New light has been shed on a mysterious and long-standing conundrum at the very heart of our galaxy. The new work offers a potential solution to the so-called ‘Galactic bar paradox’, whereby different observations produce contradictory estimates of the motion of the central regions of the Milky Way. The results are published in Monthly Notices of the Royal Astronomical Society.
The majority of spiral galaxies, like our home the Milky Way, host a large bar-like structure of stars in their centre. Knowledge of the exact bar size and rotational speed is crucial for understanding how galaxies form and evolve, as well as how they create similar bars throughout the Universe.
However, our galaxy’s bar size and rotational speed have been strongly contested in the last five years. Studies of the motions of stars near the Sun find a bar that is both fast and small, direct observations of the Galactic Center region agree on one that is significantly slower and larger.
The new study, by an international team of scientists led by Tariq Hilmi, PhD student from the University of Surrey and Ivan Minchev of the Leibniz Institute for Astrophysics Potsdam (AIP), suggests an insightful solution to this discrepancy. Analysing state-of-the-art galaxy formation simulations of the Milky Way, they show that both the bar’s size and its rotational speed fluctuate rapidly in time, causing the bar to appear up to twice as long and rotate 20 per cent faster at certain times.
The bar pulsations result from its regular encounters with the Galactic spiral arms, in what can be described as a “cosmic dance”. As the bar and spiral approach each other, their mutual attraction due to gravity makes the bar slow down and the spiral speed up. Once connected, the two structures move as one, and the bar appears much longer and slower than it is. As the dancers split apart, the bar speeds up while the spiral slows back down.
Tariq Hilmi said: “Our research shows that the controversy surrounding the galactic bar can simply be resolved if we happen to be living at a time when the bar and spiral are connected, giving the illusion of a large and slow bar. However, the motion of the stars near the Sun remains governed by the bar’s true, much smaller nature, and so those observations appear contradictory.”
The bulk of this work was undertaken by Tariq as part of his Surrey Physics undergraduate research placement year at the AIP in Postdam.

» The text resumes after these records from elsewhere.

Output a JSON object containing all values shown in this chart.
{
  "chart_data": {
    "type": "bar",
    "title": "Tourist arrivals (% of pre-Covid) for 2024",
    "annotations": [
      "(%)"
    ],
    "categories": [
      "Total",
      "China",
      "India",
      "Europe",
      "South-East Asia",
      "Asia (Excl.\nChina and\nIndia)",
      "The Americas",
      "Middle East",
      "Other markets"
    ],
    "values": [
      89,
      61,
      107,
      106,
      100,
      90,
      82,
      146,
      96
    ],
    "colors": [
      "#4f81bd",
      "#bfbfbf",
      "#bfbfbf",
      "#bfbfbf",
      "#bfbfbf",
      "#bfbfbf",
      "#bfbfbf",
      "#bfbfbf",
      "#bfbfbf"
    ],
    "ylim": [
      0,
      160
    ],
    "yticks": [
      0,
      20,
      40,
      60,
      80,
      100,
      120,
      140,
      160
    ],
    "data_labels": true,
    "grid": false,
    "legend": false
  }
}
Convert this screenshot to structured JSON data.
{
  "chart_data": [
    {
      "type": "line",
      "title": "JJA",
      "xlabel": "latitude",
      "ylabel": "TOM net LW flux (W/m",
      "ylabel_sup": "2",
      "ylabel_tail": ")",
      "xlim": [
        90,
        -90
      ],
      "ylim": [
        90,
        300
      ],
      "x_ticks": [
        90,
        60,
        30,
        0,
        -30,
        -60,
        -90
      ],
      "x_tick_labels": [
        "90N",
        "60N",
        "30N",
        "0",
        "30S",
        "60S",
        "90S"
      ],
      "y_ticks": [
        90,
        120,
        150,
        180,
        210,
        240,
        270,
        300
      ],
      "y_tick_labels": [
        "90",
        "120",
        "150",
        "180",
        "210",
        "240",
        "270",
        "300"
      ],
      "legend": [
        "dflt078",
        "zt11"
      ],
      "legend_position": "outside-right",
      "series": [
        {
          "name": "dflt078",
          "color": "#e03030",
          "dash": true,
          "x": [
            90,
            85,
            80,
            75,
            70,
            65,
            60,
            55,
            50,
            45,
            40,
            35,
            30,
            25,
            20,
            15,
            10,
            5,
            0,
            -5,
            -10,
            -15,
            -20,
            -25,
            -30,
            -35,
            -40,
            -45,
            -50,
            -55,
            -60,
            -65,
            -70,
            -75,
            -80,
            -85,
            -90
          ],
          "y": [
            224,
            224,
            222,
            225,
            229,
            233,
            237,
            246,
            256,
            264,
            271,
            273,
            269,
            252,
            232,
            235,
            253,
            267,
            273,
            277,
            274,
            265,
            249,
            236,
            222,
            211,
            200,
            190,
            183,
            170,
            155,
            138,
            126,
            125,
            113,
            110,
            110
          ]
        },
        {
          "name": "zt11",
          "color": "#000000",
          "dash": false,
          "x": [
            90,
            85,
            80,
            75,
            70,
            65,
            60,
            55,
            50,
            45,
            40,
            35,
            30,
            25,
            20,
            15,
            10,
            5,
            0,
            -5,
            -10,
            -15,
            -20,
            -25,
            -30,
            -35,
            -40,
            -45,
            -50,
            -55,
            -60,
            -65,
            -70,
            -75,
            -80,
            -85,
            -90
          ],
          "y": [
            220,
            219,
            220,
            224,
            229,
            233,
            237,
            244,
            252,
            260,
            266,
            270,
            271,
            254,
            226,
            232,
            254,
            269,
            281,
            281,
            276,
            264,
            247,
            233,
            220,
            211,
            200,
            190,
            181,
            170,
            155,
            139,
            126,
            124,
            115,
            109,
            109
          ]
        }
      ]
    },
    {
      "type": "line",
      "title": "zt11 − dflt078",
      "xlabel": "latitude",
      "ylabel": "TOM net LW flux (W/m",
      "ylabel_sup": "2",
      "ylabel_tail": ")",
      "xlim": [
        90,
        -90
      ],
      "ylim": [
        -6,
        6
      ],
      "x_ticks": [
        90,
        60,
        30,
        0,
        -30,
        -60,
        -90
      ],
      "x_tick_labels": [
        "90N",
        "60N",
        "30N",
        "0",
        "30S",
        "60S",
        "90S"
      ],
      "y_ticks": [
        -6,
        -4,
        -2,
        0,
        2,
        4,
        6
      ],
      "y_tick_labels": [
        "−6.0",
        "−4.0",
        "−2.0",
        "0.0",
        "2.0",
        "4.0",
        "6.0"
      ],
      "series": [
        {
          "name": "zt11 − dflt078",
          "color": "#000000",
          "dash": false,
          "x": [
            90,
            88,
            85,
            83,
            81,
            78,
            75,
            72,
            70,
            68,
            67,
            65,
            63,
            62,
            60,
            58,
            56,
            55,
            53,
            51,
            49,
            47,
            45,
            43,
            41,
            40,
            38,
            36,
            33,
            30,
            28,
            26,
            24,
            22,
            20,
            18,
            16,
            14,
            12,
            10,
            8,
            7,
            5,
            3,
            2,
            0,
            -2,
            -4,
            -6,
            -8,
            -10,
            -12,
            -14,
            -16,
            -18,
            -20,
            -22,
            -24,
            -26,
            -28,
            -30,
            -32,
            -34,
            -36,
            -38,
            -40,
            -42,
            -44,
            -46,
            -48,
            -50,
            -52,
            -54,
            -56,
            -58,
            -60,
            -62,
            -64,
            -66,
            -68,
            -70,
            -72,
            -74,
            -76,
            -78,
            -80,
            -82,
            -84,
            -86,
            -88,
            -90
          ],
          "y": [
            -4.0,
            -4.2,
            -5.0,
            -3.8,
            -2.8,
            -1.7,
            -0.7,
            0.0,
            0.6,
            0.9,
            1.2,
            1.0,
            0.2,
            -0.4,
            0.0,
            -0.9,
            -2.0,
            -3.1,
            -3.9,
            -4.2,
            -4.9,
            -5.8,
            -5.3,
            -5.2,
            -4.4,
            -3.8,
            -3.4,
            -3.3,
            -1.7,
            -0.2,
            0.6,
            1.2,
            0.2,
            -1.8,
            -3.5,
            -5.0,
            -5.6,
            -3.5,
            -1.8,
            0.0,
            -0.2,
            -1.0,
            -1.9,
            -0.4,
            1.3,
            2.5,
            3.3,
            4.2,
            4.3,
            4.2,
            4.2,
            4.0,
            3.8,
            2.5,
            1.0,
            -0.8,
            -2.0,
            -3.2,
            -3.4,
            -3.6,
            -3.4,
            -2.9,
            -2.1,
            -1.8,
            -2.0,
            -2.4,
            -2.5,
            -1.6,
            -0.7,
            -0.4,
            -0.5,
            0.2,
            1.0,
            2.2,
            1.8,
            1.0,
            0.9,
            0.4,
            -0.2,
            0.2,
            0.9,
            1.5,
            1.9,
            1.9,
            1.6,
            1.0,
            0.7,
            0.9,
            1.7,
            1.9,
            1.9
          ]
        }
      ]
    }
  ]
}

Professor Justin Read, Head of Physics at the University of Surrey and a co-author on the study, said: “At Surrey, all of our undergraduate MPhys students go on a unique year-long placement in leading laboratories all over the world. It’s amazing to see how our students grow and develop during their placement to become professional researchers. This is a particularly outstanding example in which Tariq’s placement work has led to a solution to the long-standing Galactic bar paradox.”
Recent observations have confirmed that the inner Milky Way spiral arm is currently connected to the bar, which happens about once every 80 million years according to the simulations. Data from the forthcoming 3rd data release of the Gaia mission will be able to test this model further, and future missions will discover if this happens in other galaxies across the Universe.